Smile Politely

Pixar does it again

How does Pixar keep doing it?

Starting in 1995 with Toy Story, they’ve consistently released the best big studio animated features of the last 14 years. Here’s the body count: Toy Story, A Bug’s Life, Toy Story 2, Monster’s Inc., Finding Nemo, The Incredibles, Cars, Ratatouille, Wall-E, and Up.

You would think they would hit a slump at some point, but no, they just keep churning out movies that span from “merely good” (e.g, Cars) to “instant classic” (e.g., Toy Story, The Incredibles, Wall-E, and now Up).

Since the Internet knows everything, I decided to google “Pixar” and “How they do it” to see if it can tell me why. Google does not fail, as pops up to tell me there is a line in Toy Story that explains it all: You can’t rush art. They’ve released only ten movies in fourteen years. Rather than churn out rushed movies to make a quick buck, they take their time, to make the long but slow buck.

But I have a better answer: What separates a Pixar movie from other animated features is that the story is always primary. They don’t call it a day with whiz-bang animation or some famous actor in a voice role. Pixar movies exist to tell stories about sympathetic and compelling characters.

So a movie about talking toys isn’t about the talking toys, but about the innocence of childhood or the fear of becoming obsolete. A movie about superheroes isn’t about saving the world, but about mid-life crises and not limiting your potential. And a movie about an old man flying away in his house is not about escape, but about acting on your dreams, and where dreams can lead us.

Up begins with perhaps the most touching segment in all of animation. We meet Carl Fredricksen, a young boy infatuated with becoming an adventurer like his newsreel hero, Charles Muntz. Carl meets Ellie, the sunshine to his flower, who is even more infatuated with adventure and life. They grow up, marry, promise each other that someday they will go to Paradise Falls in South America and meet Mr. Muntz. But they can never quite save up enough money, as daily life continues to get in the way. They grow old, and Ellie dies before they can quite get there. Carl is left in their house, which becomes a shrine to Ellie, as the city and progress cages him in from all directions.

We often wonder how cranky old people who cling to their lawns and yell at everyone ever became that way.  It’s easy to explain away as simple personality flaw. But Up shows us, right off the bat, why we should have more empathy, since everyone has a backstory.

When Carl is finally made to leave his house, he chooses instead to pump up a few thousands balloons and sail his life right out of the city.
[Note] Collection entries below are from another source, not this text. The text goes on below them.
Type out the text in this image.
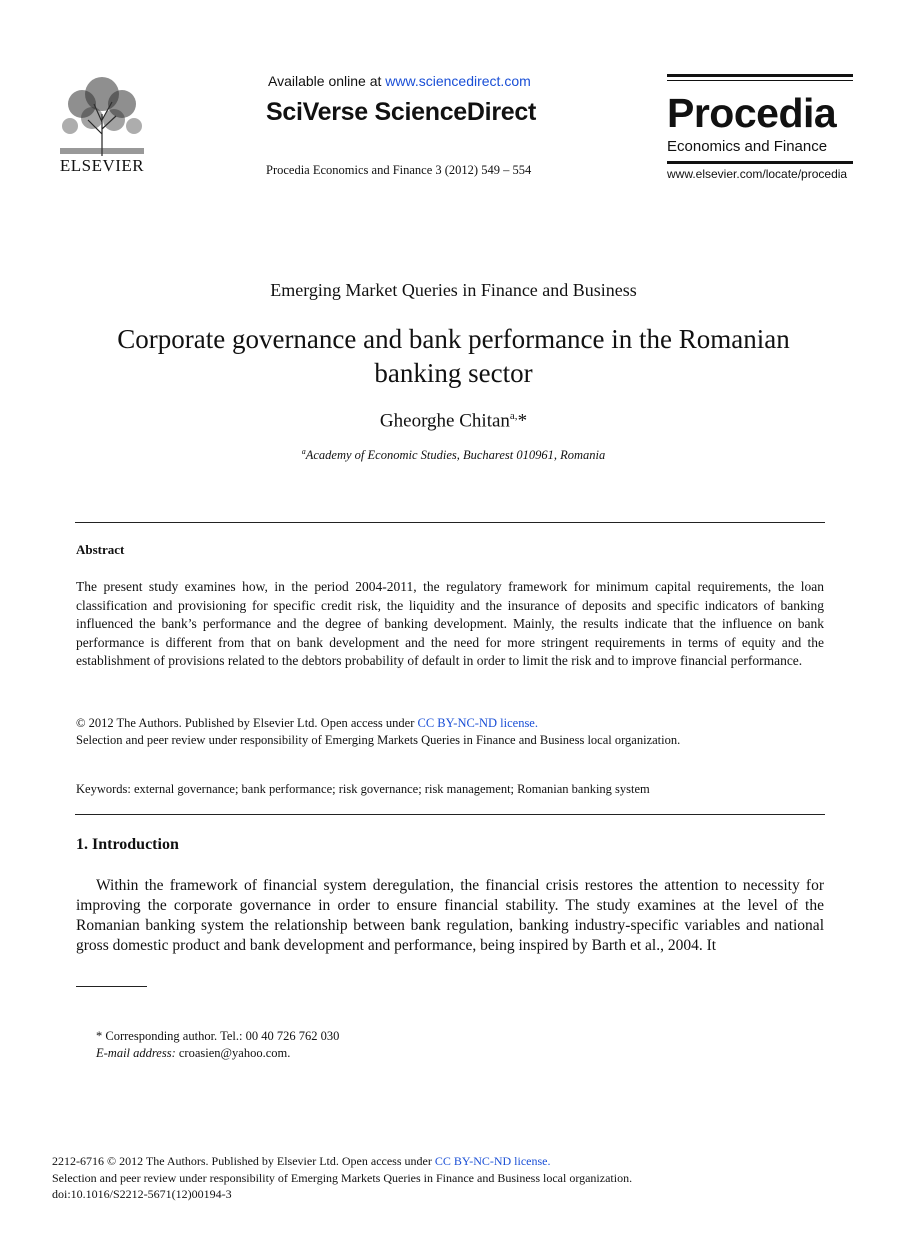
ELSEVIER
Available online at www.sciencedirect.com
SciVerse ScienceDirect
Procedia Economics and Finance 3 (2012) 549 – 554
Procedia
Economics and Finance
www.elsevier.com/locate/procedia
Emerging Market Queries in Finance and Business
Corporate governance and bank performance in the Romanian
banking sector
Gheorghe Chitan$^{a,}$*
$^a$Academy of Economic Studies, Bucharest 010961, Romania
Abstract
The present study examines how, in the period 2004-2011, the regulatory framework for minimum capital requirements, the loan classification and provisioning for specific credit risk, the liquidity and the insurance of deposits and specific indicators of banking influenced the bank’s performance and the degree of banking development. Mainly, the results indicate that the influence on bank performance is different from that on bank development and the need for more stringent requirements in terms of equity and the establishment of provisions related to the debtors probability of default in order to limit the risk and to improve financial performance.
© 2012 The Authors. Published by Elsevier Ltd. Open access under CC BY-NC-ND license.
Selection and peer review under responsibility of Emerging Markets Queries in Finance and Business local organization.
Keywords: external governance; bank performance; risk governance; risk management; Romanian banking system
1. Introduction
Within the framework of financial system deregulation, the financial crisis restores the attention to necessity for improving the corporate governance in order to ensure financial stability. The study examines at the level of the Romanian banking system the relationship between bank regulation, banking industry-specific variables and national gross domestic product and bank development and performance, being inspired by Barth et al., 2004. It
* Corresponding author. Tel.: 00 40 726 762 030
E-mail address: croasien@yahoo.com.
2212-6716 © 2012 The Authors. Published by Elsevier Ltd. Open access under CC BY-NC-ND license.
Selection and peer review under responsibility of Emerging Markets Queries in Finance and Business local organization.
doi:10.1016/S2212-5671(12)00194-3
He decides to head to Paradise Falls, both as a culmination of a life dream and as a last act of defiance against a world that has conspired against his aspirations.

Then we meet Russell, an Explorer Scout whom Carl had earlier tricked into looking for a snipe under his house. Russell has every badge that can fit on a jacket, except for a hole where his “aiding the elderly” badge should be. He is tenacious at getting his badge and we later find out why, in another touching bit of backstory. 

Comic relief comes in the form of dogs with thought-speaking collars. I had believed that all the jokes about dogs being dogs had already been made, but I was wrong. These dogs are funnier by themselves than most Ben Stiller and Seth Rogan movies are in their entirety.

As the plot unfolds, the house and its balloons become a metaphor for our dreams and aspirations in life. Dreams are a necessary escape from our sometimes dreary lives. But pursuing a dream can be costly, as Hank is literally harnessed to his for much of the movie, dragging it through a jungle of complications. And, if you get too obsessed with your dreams, they can sometimes obscure what is even more important.  In the end, when a dream is finally achieved, you sometimes wonder what the big deal was all along.

I suppose it’s the journey that makes Pixar films so good. The journey may be the reward, but the irony of taking the journey seriously is that it usually produces a good reward at the end. Pixar has embraced this paradox, and, along with creating solid stories and lovable characters, they continue to find the end result of producing great mainstream movies.